A new distortion measure for motion estimation in motion-compensated hybrid video coding

  • Authors:
  • Jeehong Lee;Hyun Wook Park

  • Affiliations:
  • Department of Electrical Engineering Korea Advanced Institute of Science and Technology (KAIST) 373-1 Guseong-dong, Yuseong-gu, Daejeon 305-701, Republic of Korea;Department of Electrical Engineering Korea Advanced Institute of Science and Technology (KAIST) 373-1 Guseong-dong, Yuseong-gu, Daejeon 305-701, Republic of Korea

  • Venue:
  • Image Communication
  • Year:
  • 2011

Quantified Score

Hi-index 0.00

Visualization

Abstract

In the video coding standards MPEG-x and H.26x, a motion-compensated prediction technique is used for enhancing the coding performance of bitrate reduction or peak signal to noise ratio (PSNR) improvement. This technique takes advantage of the correlation between consecutive frames in the time domain, which is relatively higher than that between adjacent blocks in the spatial domain. In order to utilize the correlation between consecutive frames, the conventional video coding standards have used the motion estimation (ME) and compensation technique, where the Sum of the Absolute Differences (SAD) is usually used as the distortion measure. The ME estimates the reference block that could minimize the residual signal between the current and reference blocks. However, the SAD is not appropriate to the specific sequences that have global or local illumination changes. In addition, the high-resolution video sequences have higher spatial correlation than the low-resolution video sequences in general.

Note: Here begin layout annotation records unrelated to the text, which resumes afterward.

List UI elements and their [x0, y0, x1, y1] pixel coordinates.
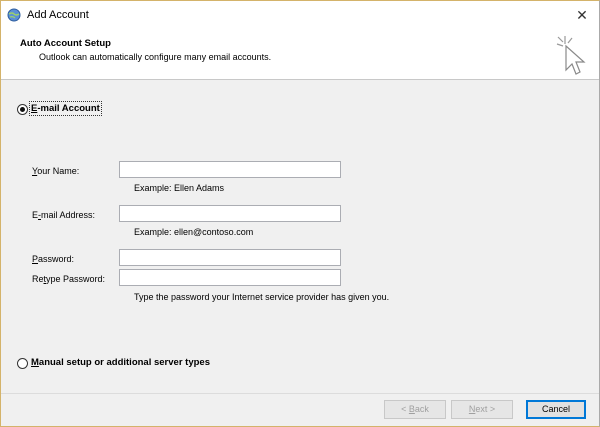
your-name-input[interactable]: [119, 161, 341, 178]
close-icon: ✕: [576, 7, 588, 23]
add-account-dialog: Add Account ✕ Auto Account Setup Outlook…: [0, 0, 600, 427]
email-account-label[interactable]: E-mail Account: [29, 101, 102, 116]
cancel-button[interactable]: Cancel: [526, 400, 586, 419]
email-address-input[interactable]: [119, 205, 341, 222]
your-name-hint: Example: Ellen Adams: [134, 183, 225, 193]
password-label: Password:: [32, 254, 75, 264]
password-hint: Type the password your Internet service …: [134, 292, 390, 302]
email-address-hint: Example: ellen@contoso.com: [134, 227, 254, 237]
retype-password-input[interactable]: [119, 269, 341, 286]
your-name-label: Your Name:: [32, 166, 80, 176]
back-button[interactable]: < Back: [384, 400, 446, 419]
retype-password-label: Retype Password:: [32, 274, 106, 284]
next-button[interactable]: Next >: [451, 400, 513, 419]
header-subtitle: Outlook can automatically configure many…: [39, 52, 272, 62]
manual-setup-radio[interactable]: [17, 358, 28, 369]
title-bar: Add Account ✕: [1, 1, 599, 30]
email-address-label: E-mail Address:: [32, 210, 96, 220]
outlook-globe-icon: [7, 8, 21, 22]
header-title: Auto Account Setup: [20, 38, 111, 49]
cursor-sparkle-icon: [556, 36, 586, 75]
window-title: Add Account: [27, 9, 89, 21]
manual-setup-label[interactable]: Manual setup or additional server types: [31, 357, 210, 368]
close-button[interactable]: ✕: [571, 5, 593, 25]
email-account-radio[interactable]: [17, 104, 28, 115]
password-input[interactable]: [119, 249, 341, 266]
footer-divider: [1, 393, 599, 394]
header-panel: Auto Account Setup Outlook can automatic…: [1, 30, 599, 80]
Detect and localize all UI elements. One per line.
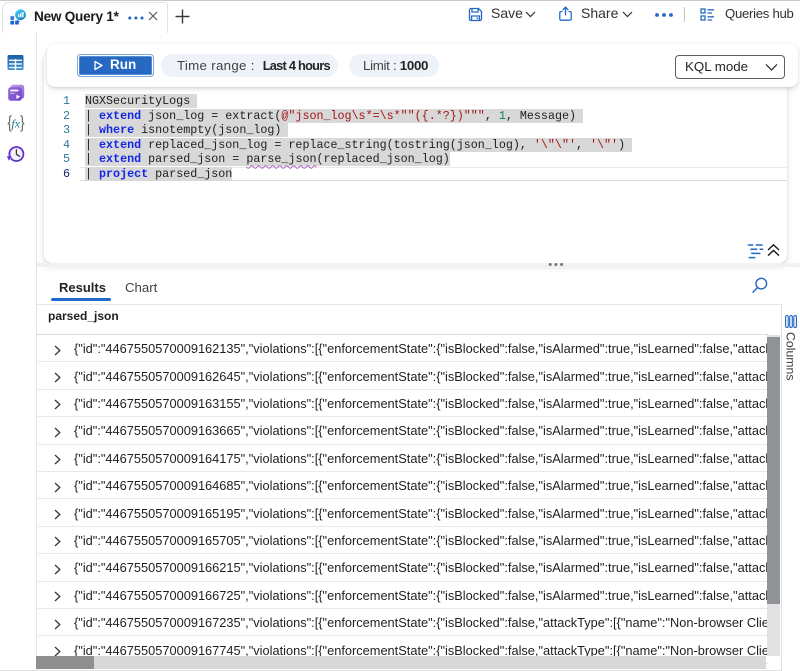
svg-text:fx: fx — [11, 116, 20, 130]
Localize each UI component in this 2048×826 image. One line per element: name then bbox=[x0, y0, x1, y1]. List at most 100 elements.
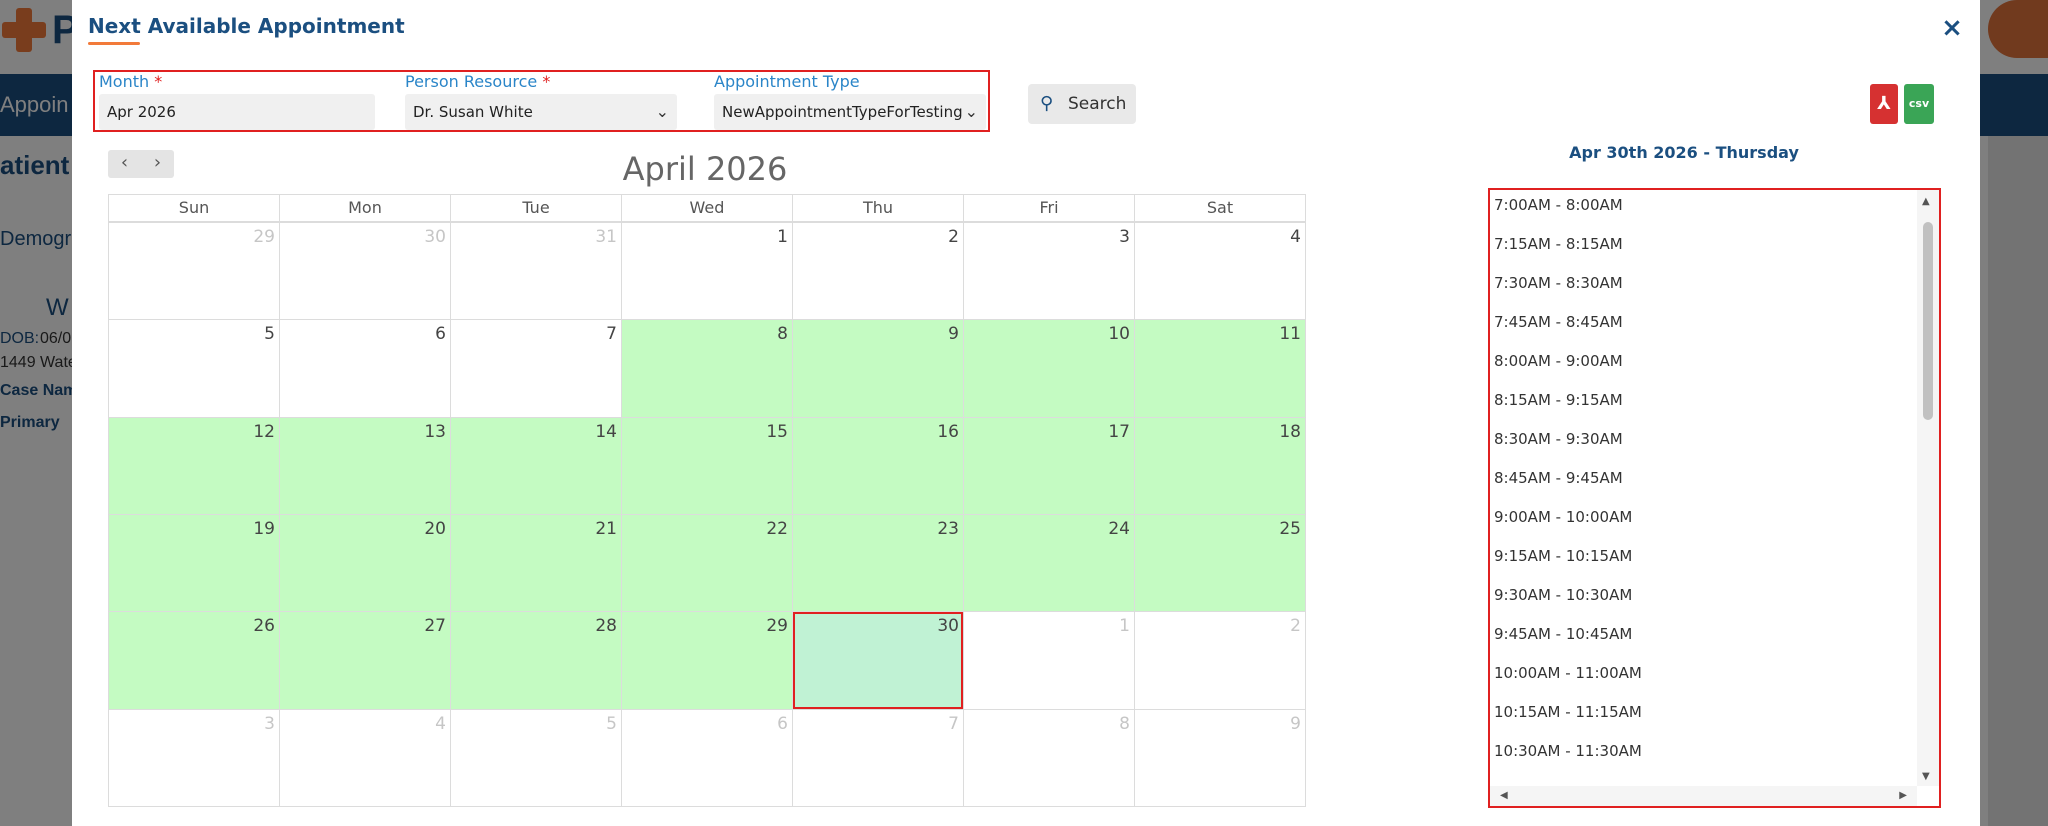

Therefore, a new distortion measure that can consider spatial and temporal correlation simultaneously may be helpful to enhance the coding performance. The proposed distortion measure searches for a reference block that minimizes the motion-compensated residual signal when the DC-component is predicted. In our proposed algorithm, the maximum BD-rate improvement is up to 13.6% for illumination-changed video sequences, and the average BD-rate improvement is 6.6% for various high-resolution video sequences in the baseline profile.